Rocky and Louie

Rocky and Louie

Rocky and Louie










Rocky and Louie

Phil Walleystack & Raewyn Caisley

Dub Leffler

Puffin, 2020

32pp., hbk., RRP $A24.99


Rocky is a star Aussie Rules player and his little brother Louie adores him.  Rocky has taught Louie all sorts of footballing skills but more than that, he has taught him about their country and how to engage with it to both use it and protect it.  After they made a proper hunting boomerang together, Rocky taught him how to respect the animals and even though they might kill them for food, how to think about where that food comes from.  Rocky taught and Louie learned the legends and lessons of the land, forging a strong bond that would ensure that they would endure.

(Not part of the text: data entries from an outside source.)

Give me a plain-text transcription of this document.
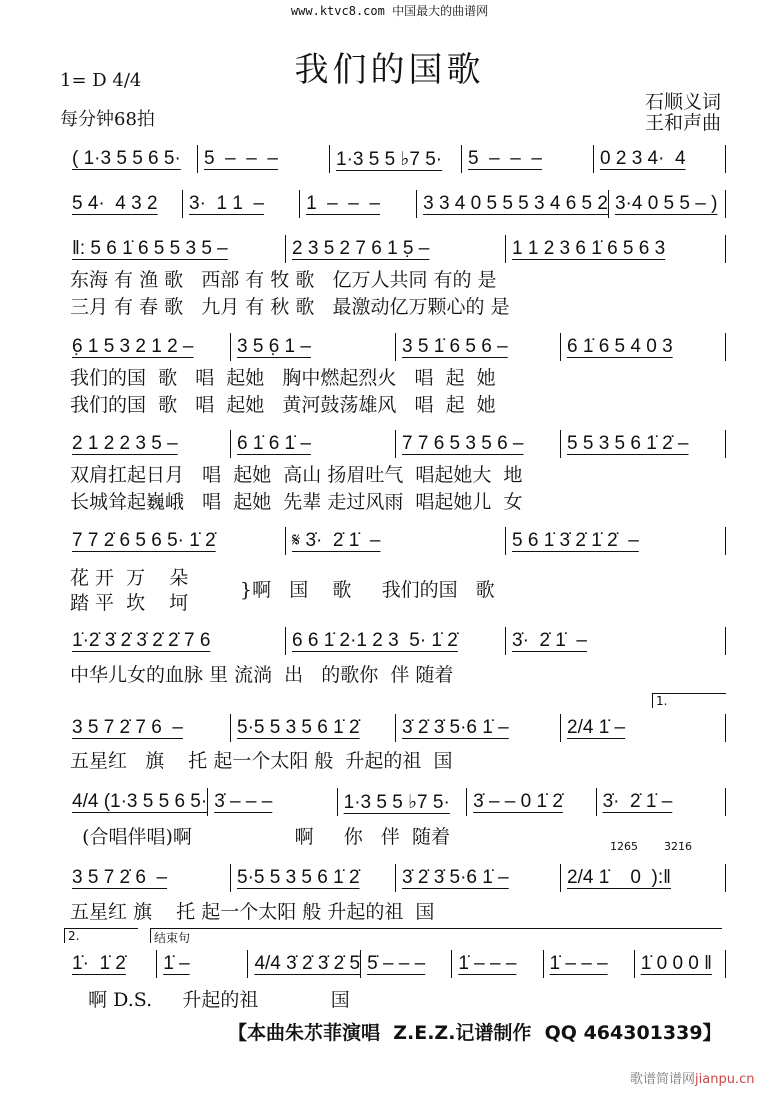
www.ktvc8.com 中国最大的曲谱网
我们的国歌
1= D 4/4
每分钟68拍
石顺义词
王和声曲
( 1·3 5 5 6 5·	5  –  –  –	1·3 5 5 ♭7 5·	5  –  –  –	0 2 3 4·  4
5 4·  4 3 2	3·  1 1  –	1  –  –  –	3 3 4 0 5 5 5 3 4 6 5 2 3·4 0 5 5 – )
‖: 5 6 1̇ 6 5 5 3 5 –	2 3 5 2 7 6 1 5̣ –	1 1 2 3 6 1̇ 6 5 6 3
东海 有 渔 歌   西部 有 牧 歌   亿万人共同 有的 是
三月 有 春 歌   九月 有 秋 歌   最激动亿万颗心的 是
6̣ 1 5 3 2 1 2 –	3 5 6̣ 1 –	3 5 1̇ 6 5 6 –	6 1̇ 6 5 4 0 3
我们的国  歌   唱  起她   胸中燃起烈火   唱  起  她
我们的国  歌   唱  起她   黄河鼓荡雄风   唱  起  她
2 1 2 2 3 5 –	6 1̇ 6 1̇ –	7 7 6 5 3 5 6 –	5 5 3 5 6 1̇ 2̇ –
双肩扛起日月   唱  起她  高山 扬眉吐气  唱起她大  地
长城耸起巍峨   唱  起她  先辈 走过风雨  唱起她儿  女
7 7 2̇ 6 5 6 5· 1̇ 2̇	𝄋 3̇·  2̇ 1̇  –	5 6 1̇ 3̇ 2̇ 1̇ 2̇  –
花 开  万    朵
踏 平  坎    坷
}啊   国    歌     我们的国   歌
1̇·2̇ 3̇ 2̇ 3̇ 2̇ 2̇ 7 6	6 6 1̇ 2·1 2 3  5· 1̇ 2̇	3̇·  2̇ 1̇  –
中华儿女的血脉 里 流淌  出   的歌你  伴 随着
3 5 7 2̇ 7 6  –	5·5 5 3 5 6 1̇ 2̇	3̇ 2̇ 3̇ 5·6 1̇ –	2/4 1̇ –
五星红   旗    托 起一个太阳 般  升起的祖  国
4/4 (1·3 5 5 6 5· 3̇ – – –	1·3 5 5 ♭7 5·	3̇ – – 0 1̇ 2̇	3̇·  2̇ 1̇ –
(合唱伴唱)啊                 啊     你   伴  随着
3 5 7 2̇ 6  –	5·5 5 3 5 6 1̇ 2̇	3̇ 2̇ 3̇ 5·6 1̇ –	2/4 1̇    0  ):‖
五星红 旗    托 起一个太阳 般 升起的祖  国
1̇·  1̇ 2̇	1̇ –	4/4 3̇ 2̇ 3̇ 2̇ 5̇ 5̇ – – –	1̇ – – –	1̇ – – –	1̇ 0 0 0 ‖
啊 D.S.     升起的祖            国
1.
2.	结束句
1̇2̇6̇5 3̇2̇1̇6
【本曲朱䒕菲演唱  Z.E.Z.记谱制作  QQ 464301339】
歌谱简谱网jianpu.cn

But Rocky has a dream to become more than just a local football star and to do that he must leave.  Louie is devastated but Rocky knows that he must go, just as Louie must stay.  What could Louie offer him to make sure that Rocky doesn’t forget him or his roots despite the pull and the attractions of the city.

While this is a powerful story about the love and bonds shared between brothers, it has an even stronger message about being connected to our heritage whatever that may be.  In this case it is that of Australia’s indigenous people and the lessons Rocky teaches Louie will help the reader understand that deep connection to country that our Aboriginal peoples have, helping them appreciate why they felt so bereft when so many were uprooted ruthlessly from families, events commemorated on  National Sorry Day on May 26. The theme of responsibility and respect for what has gone before that has shaped us into who we are now is very strong, but it also opens up the prospect of having to deal with change, with having to be unselfish and let others follow their destiny regardless of the impact on our comfort zone, and accepting and acknowledging that we are who we are because of those around us and we must be the best we can be to honour that and them. 

Co-written with Noongar man and emerging elder, Phil Walleystack, Raewyn Caisley (who has already given us the hauntingly beautiful Hello from Nowhere and Something Wonderful ) views this as her legacy with “the power to change our nation”.  For so many reasons, she could well be right.